Suppliers and packagers for generic pharmaceutical drug: ICATIBANT ACETATE

This report details the global supplier landscape for ICATIBANT ACETATE, a bradykinin B2 receptor antagonist. The analysis focuses on active pharmaceutical ingredient (API) manufacturers, contract development and manufacturing organizations (CDMOs), and key raw material providers critical to its production. Understanding this ecosystem is essential for ensuring supply chain resilience and mitigating risk for stakeholders in the pharmaceutical industry.

Who are the Primary API Manufacturers for ICATIBANT ACETATE?

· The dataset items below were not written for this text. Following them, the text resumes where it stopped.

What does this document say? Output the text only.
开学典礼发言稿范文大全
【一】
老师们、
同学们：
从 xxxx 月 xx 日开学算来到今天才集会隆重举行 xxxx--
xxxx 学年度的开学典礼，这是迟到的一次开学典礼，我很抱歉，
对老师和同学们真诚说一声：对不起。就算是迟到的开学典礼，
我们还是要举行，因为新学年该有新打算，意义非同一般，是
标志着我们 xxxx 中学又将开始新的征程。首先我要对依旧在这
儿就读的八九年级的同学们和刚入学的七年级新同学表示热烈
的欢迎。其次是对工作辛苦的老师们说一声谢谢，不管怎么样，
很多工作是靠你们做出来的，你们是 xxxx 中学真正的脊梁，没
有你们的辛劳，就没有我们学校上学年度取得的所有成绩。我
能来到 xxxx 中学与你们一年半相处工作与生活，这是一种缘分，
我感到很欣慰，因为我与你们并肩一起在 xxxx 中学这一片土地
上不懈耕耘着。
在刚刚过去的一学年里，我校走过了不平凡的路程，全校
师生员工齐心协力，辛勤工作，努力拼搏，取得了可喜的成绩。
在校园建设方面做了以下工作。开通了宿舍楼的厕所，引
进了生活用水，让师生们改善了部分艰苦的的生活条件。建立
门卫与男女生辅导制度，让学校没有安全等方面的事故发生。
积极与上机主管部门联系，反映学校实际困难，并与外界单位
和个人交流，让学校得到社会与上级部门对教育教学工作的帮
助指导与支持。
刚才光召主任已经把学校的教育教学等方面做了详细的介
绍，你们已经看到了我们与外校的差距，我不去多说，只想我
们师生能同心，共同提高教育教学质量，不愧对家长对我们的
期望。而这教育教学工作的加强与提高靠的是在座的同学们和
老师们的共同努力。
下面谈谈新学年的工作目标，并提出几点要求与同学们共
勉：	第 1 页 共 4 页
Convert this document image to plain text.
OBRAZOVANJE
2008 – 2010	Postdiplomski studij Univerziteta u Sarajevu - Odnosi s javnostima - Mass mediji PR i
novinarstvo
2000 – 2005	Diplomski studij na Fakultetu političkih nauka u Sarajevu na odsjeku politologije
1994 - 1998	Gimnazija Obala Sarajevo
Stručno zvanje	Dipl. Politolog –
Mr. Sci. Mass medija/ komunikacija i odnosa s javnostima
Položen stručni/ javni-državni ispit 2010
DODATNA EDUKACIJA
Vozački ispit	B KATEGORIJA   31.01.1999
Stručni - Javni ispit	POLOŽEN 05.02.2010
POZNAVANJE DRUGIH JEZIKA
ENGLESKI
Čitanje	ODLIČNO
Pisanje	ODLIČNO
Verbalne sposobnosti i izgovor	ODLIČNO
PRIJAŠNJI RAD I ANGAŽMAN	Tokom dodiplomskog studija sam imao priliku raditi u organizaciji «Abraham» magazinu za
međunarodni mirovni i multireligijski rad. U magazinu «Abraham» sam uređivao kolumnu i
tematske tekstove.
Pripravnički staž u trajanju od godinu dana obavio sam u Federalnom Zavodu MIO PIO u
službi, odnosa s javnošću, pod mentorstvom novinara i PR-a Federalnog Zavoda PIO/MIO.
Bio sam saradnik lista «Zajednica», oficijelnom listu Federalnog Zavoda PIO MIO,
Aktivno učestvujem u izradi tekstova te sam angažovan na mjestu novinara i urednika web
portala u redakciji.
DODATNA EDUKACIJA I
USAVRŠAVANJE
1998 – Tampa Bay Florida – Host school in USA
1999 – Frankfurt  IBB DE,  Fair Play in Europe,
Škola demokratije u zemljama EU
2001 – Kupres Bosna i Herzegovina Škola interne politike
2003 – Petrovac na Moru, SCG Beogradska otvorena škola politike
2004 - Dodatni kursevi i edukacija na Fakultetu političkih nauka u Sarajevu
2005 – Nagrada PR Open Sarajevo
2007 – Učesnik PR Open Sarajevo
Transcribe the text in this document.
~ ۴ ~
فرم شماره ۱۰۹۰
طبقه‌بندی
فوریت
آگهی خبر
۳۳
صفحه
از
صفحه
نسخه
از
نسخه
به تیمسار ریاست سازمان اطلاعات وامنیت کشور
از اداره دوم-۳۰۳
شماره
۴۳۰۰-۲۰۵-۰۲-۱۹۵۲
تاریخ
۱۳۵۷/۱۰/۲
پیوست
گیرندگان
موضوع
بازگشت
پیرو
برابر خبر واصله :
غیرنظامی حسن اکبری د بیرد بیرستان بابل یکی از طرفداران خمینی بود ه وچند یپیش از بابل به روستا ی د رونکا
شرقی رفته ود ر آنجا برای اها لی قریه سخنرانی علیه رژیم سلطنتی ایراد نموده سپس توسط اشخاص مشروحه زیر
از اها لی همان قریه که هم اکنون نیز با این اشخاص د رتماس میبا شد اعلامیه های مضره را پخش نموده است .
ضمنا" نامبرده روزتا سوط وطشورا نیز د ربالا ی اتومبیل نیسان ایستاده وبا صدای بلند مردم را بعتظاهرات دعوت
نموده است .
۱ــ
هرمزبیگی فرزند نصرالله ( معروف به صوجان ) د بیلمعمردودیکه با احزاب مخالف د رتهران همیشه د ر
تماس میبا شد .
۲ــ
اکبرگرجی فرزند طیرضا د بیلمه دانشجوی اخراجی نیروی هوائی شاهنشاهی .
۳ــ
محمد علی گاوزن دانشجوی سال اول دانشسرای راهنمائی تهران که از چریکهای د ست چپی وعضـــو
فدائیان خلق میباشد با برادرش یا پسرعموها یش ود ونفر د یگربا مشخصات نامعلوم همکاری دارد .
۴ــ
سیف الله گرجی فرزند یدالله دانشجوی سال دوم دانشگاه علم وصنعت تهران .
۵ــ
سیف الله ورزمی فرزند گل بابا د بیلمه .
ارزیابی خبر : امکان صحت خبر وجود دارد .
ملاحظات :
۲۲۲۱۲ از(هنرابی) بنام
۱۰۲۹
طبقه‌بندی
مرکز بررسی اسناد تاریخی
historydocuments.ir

The production of ICATIBANT ACETATE API is concentrated among a limited number of specialized manufacturers. These companies possess the complex synthesis capabilities and quality control systems required for pharmaceutical-grade active ingredients.

• Bachem AG: A Swiss-based company, Bachem is a significant supplier of APIs, including peptides like ICATIBANT ACETATE. They operate multiple manufacturing sites globally, adhering to stringent Good Manufacturing Practices (GMP) standards. Their involvement suggests a reliance on advanced peptide synthesis technologies. Bachem's capacity and regulatory compliance are key factors for pharmaceutical clients.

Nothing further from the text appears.